Figure 1.
The IGF-1R β subunit is enriched at the distal-most third of the axon in adult RGC regenerating in culture.
A) Western blot of protein from total retina disaggregated cells (RC), a fraction enriched in RGC (RGCF-see methods) and the same fraction after 4 days in culture (RGCF 4DIV) detected using an anti-βgc antibody. Equal amounts of protein from the three different fractions were loaded onto each lane. Note the increased intensity of βgc staining in the RGC 4DIV fraction. Numbers below are the O.D. (arbitrary units) +/− s.e.m. n = 3 independent experiments. B) Western blot prepared as in Fig. 1 A developed using a polyclonal antibody to the IGF-1R β subunit (C20-Santa Cruz Biotechnology). Note the increased intensity of C20 staining in the RGC 4DIV fraction. C) Triple immunofluorescence micrographs of a rat adult RGC regenerating in culture after 3 DIV showing the distribution of the RGC marker NF200 (blue, top panel), the axonal marker Tau-1 (red, second panel) and the β subunit of the IGF-1R (βgc) (green, third panel) in adult RGC neurons regenerating in culture. The lower panel shows a merged image of the three stainings. Note the enrichment of βgc at the distal end of the axon (arrow). Calibration bar = 20 µm.
Figure 2.
Stimulation with IGF-1 triggers the polarized activation of the IGF-1R and PI3K in the axons of adult rat RGC regenerating in culture.
A) Triple immunofluorescence micrographs of a rat adult RGC regenerating in culture after 3 DIV showing the distribution of the RGC marker NF200 (blue), the axonal marker Tau-1 (red) and the phosphorylated (active) form of the IGF-1R (green, pIGF-1R). Cells were cultured for 3 days, deprived of insulin for 4 h and stimulated for 5 min in control medium or medium containing 10 nM IGF-1. Note the significant activation of the IGF-1R, especially at the distal third of the axon (arrow). B) Triple immunofluorescence micrographs of a rat adult RGC regenerating in culture after 3 DIV showing the distribution of the RGC marker NF200 (blue), the axonal marker Tau-1 (red) and the phosphorylated form of the PI3k regulatory subunit p85 (green, p-p85). Cells were treated as described above (Fig. 1A). Note the pronounced activation of PI3K, especially within the distal axon (arrow). Calibration bar = 20 µm.
Figure 3.
Treatment with the PI3K inhibitor LY 294002 or the IGF-1R blocking antibody αIR3 prevents axon formation in adult RGC in culture.
A) Double immunofluorescence showing the distribution of the RGC marker NF200 and the axonal marker Tau-1 in cultured adult RGC. Cells were cultured for 3 days in control conditions or in the presence of 20 nM LY 294002 (LY) or αIR3 (10 mg/ml). Calibration bar = 40 µm. B) Percentage (+/− s.e.m.) of adult RGC cultured for 3 days in the different conditions described above (Fig 3A), exhibiting or lacking axons. n = 3 independent experiments.
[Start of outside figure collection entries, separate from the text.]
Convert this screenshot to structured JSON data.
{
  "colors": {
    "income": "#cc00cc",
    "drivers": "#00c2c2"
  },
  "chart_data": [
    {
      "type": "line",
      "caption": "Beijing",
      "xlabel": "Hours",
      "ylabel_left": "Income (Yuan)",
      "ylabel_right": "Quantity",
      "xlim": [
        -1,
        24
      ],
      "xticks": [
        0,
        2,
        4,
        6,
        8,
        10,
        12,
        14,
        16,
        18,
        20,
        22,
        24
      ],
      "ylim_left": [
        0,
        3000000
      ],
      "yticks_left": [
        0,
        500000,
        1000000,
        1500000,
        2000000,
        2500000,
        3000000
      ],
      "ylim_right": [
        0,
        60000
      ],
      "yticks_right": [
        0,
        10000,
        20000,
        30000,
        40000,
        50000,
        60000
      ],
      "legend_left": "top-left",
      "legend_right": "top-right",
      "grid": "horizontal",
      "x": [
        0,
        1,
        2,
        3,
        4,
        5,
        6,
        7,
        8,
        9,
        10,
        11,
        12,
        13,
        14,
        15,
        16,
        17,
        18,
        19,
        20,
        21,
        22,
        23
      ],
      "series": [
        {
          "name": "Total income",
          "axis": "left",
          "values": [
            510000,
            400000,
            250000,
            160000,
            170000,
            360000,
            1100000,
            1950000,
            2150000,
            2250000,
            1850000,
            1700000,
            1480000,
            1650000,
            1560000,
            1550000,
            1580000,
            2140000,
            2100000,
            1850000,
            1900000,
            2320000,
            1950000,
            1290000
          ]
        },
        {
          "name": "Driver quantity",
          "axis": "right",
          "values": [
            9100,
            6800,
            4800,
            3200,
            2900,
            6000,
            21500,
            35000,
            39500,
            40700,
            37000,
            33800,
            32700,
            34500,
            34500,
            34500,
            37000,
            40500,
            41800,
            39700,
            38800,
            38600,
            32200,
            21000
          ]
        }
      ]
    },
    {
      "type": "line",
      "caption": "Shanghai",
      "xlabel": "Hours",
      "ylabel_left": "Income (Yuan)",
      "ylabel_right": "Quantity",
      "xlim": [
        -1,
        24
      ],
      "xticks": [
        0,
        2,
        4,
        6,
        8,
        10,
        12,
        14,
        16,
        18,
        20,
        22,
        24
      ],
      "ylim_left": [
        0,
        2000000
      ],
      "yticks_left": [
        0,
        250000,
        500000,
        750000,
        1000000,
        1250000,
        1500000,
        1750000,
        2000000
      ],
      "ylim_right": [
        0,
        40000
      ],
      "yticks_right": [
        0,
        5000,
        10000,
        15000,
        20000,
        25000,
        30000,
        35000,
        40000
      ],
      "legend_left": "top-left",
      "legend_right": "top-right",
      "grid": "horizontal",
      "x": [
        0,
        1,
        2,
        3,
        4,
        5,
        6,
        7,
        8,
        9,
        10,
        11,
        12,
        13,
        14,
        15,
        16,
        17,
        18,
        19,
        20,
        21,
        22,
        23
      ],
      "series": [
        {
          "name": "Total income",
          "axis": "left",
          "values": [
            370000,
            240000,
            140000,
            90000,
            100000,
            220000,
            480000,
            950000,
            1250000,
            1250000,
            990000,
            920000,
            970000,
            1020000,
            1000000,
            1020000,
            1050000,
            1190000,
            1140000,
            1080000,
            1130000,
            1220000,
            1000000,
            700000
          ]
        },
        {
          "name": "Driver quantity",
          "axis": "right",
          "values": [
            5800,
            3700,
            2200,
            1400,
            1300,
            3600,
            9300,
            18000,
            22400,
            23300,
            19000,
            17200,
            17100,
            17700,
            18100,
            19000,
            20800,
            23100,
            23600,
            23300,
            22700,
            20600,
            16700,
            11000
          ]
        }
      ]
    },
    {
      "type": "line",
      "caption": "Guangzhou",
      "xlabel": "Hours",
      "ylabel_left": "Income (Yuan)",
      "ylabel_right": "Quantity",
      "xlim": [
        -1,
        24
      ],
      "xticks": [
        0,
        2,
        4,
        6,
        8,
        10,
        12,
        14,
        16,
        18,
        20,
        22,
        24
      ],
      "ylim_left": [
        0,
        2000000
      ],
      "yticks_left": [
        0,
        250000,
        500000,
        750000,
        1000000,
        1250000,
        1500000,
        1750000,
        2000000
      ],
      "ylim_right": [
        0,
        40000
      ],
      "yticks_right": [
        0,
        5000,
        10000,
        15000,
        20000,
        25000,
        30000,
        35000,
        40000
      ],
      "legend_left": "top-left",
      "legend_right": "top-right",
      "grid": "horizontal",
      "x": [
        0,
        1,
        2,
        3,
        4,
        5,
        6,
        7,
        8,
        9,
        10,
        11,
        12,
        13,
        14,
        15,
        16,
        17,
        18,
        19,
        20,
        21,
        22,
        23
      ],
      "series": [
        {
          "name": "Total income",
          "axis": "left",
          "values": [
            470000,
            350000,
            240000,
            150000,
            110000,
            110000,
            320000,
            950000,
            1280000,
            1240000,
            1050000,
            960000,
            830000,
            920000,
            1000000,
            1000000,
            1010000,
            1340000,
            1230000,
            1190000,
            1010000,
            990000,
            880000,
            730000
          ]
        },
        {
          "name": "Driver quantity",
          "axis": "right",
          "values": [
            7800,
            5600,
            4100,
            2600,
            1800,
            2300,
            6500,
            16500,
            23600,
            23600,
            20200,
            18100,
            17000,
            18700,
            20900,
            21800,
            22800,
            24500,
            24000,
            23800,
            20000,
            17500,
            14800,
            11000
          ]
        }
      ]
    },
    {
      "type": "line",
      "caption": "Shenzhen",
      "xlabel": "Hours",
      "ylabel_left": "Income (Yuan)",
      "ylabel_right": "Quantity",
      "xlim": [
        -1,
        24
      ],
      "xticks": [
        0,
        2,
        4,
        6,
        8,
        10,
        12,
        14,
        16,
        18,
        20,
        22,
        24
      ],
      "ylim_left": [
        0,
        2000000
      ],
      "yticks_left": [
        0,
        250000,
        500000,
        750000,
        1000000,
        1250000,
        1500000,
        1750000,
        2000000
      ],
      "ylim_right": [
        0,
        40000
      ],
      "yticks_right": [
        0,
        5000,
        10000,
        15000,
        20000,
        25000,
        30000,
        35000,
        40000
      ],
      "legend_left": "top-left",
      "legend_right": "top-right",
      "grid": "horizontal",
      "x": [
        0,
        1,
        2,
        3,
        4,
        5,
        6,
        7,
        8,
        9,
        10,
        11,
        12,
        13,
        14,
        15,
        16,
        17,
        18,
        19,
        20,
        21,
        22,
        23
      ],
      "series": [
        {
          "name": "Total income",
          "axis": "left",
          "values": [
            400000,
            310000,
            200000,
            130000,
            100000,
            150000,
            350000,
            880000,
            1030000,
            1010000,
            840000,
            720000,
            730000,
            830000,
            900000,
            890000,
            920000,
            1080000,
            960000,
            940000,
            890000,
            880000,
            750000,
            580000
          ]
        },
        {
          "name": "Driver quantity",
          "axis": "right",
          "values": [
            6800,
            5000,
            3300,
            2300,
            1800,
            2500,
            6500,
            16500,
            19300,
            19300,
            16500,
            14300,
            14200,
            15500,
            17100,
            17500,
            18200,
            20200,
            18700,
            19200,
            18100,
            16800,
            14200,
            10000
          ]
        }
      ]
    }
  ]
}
At least 100 cells were scored for each condition. * Significantly different from LY and a IR3 p≤0,0005. C) Cell viability (determined by the criterion of propidium iodide exclusion [52]) after 1 or 4 DIV. n = 3 independent experiments. At least 100 neurons were scored for each condition.
Figure 4.
Silencing IGF-1R expression prevents axonal formation in adult RGC in culture.
A) Double immunofluorescence of adult RGC after 3 days in culture transfected with scrambled sequence RNA (ssRNA) or shRNA directed to the IGF-1R (shRNA) showing the distribution of the IGF-1R β subunit and the axonal marker Tau-1. GFP shows the efficiency of cell transfection. Calibration bar = 10 µm. B) Percentage (+/− s.e.m.) of adult RGC treated as described above (Fig. 4A) exhibiting or lacking axons. n = 3 independent experiments. At least 100 cells were scored for each condition. * Significantly different from shRNA p≤0,0005. C) Cell viability (determined by the criterion of propidium iodide exclusion [52]) after 4 DIV. n = 3 independent experiments. At least 50 neurons were scored for each condition.
Figure 5.
Co-transfection of IGF-1R-suppressed adult RGC with a constitutively active form of the PI3k catalytic subunit p-110 restores the ability of the neurons to form axons.
Double immunofluorescence of adult RGC showing the distribution of NF200 (displaying neuronal shape) and myc (marker of transfection with cDNA encoding for a constitutively active form of the PI3K regulatory subunit p110). GFP is a marker of transfection efficiency with the shRNA directed to IGF-1R. Cells were transfected and cultured for 4 days. Calibration bar = 10 µm.